What Can We Expect From Couples’ Therapy?
By: Kelsey Harrold, M.S.
Considering engaging in couples’ therapy and whether to trust a stranger with something as important as your romantic relationship can be a daunting task. It takes courage and an ability to take a risk to come in and make a commitment to couples’ work. As a relational therapist I consider it an honor when a couple comes into my room and allows me to support them during their therapeutic process. My hope is that some of the following information will provide clarity on what to expect and what to start to think about when preparing for a couple’s session. Of course, every therapist has their own style and can be slightly different, but I practice emotionally focused couples’ therapy (EFT) and will be providing information based on that lens (Johnson, 2004). It is also important to note that each couple is unique in their own way, but this will provide a basic overview of aspects of couples’ therapy.
Getting Ready for Couples Therapy:
Something to keep in mind when considering couples’ work is the level of commitment that each partner has towards working on the relationship. Going through couples’ therapy can be a vulnerable process, which requires commitment to sit with your partner and have your partner sit with you. Another aspect to think about are goals. Do you and your partner have similar goals? For example, increase communication, heal and repair relationship, create stronger connection and or increase understanding of one another to name a few.
Exploring Interacting Patterns and Communication:
Healthy communication is key in any relationship. Often couples come into therapy hoping to work on communication skills. In the beginning of therapy this is especially important in order to create space for future work on the relationship. It does not always matter what a couple is arguing about whether it be finances, chores, and or parenting but the way the couple is communicating about those things. The therapist will help slow the couple down to recognize their communication patterns and rework them in order to serve the couple better.

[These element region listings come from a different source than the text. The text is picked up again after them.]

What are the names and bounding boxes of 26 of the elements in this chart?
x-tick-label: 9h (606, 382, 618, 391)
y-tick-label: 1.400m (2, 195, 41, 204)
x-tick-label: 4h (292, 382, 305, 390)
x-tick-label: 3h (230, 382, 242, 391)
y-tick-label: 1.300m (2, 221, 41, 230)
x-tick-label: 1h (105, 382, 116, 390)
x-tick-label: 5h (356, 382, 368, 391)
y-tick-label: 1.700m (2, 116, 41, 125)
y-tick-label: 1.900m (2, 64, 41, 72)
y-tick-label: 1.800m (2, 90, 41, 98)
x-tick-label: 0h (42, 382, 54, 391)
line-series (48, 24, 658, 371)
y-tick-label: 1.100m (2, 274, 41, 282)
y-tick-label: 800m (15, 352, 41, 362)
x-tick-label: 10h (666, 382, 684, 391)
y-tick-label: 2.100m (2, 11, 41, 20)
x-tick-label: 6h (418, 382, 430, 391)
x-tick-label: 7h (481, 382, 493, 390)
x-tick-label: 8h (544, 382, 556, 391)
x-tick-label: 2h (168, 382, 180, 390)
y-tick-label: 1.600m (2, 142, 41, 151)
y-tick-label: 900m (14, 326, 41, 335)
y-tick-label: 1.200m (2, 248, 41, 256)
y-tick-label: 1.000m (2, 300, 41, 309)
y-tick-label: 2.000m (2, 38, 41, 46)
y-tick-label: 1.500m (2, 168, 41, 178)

Creating Greater Understanding and Connection:
As healthier communication patterns are being created the couple can continue by creating greater understanding and connection with one another. This part of couples’ therapy can be rich and valuable but difficult as couple gets more in touch with their emotional experience. This requires vulnerability and a safe space to be heard and supported. Starting to highlight what we need to feel supported, ask for it and have partner respond. This is a tough process because you and your partner may be feeling and expressing uncomfortable emotions such as fear, anger, resentment, sadness, shame and or guilt. The healing piece comes in when couples are able to sit with some of these difficult emotions and acknowledge them. It is important to be able to sit in a space to feel emotions and hear your partners.
Another aspect in gaining greater understanding and connection is through exploring the story of self, partner and relationship. Some important aspects that may be explored are relationship dynamic, gender roles, expectations, community, culture, values, beliefs, career and family. Exploring these areas help create greater understanding for self and partner. Learning more about who your partner is and what influences their experiences and in turn the relationship.
A common question often asked at the end of the first session is “Okay but can you tell me if this is going to save our relationship?”. It is a very understandable but difficult question to answer. Your therapist cannot guarantee that couples’ therapy will save your relationship, but it can provide clarity for self and relationship. This can be a hard thing to hear especially, if a couple is experiencing great distress. However, let me give some hope here. There is hope to achieve your goals in regards to your relationship. It will not be easy but with a commitment to the work change can happen.
Written by: Kelsey Harrold, M.S., Doctoral Candidate
Johnson, S. M. (2004).The practice of emotionally focused couple therapy: Creating connection. New York, NY: Brunner-Routledge.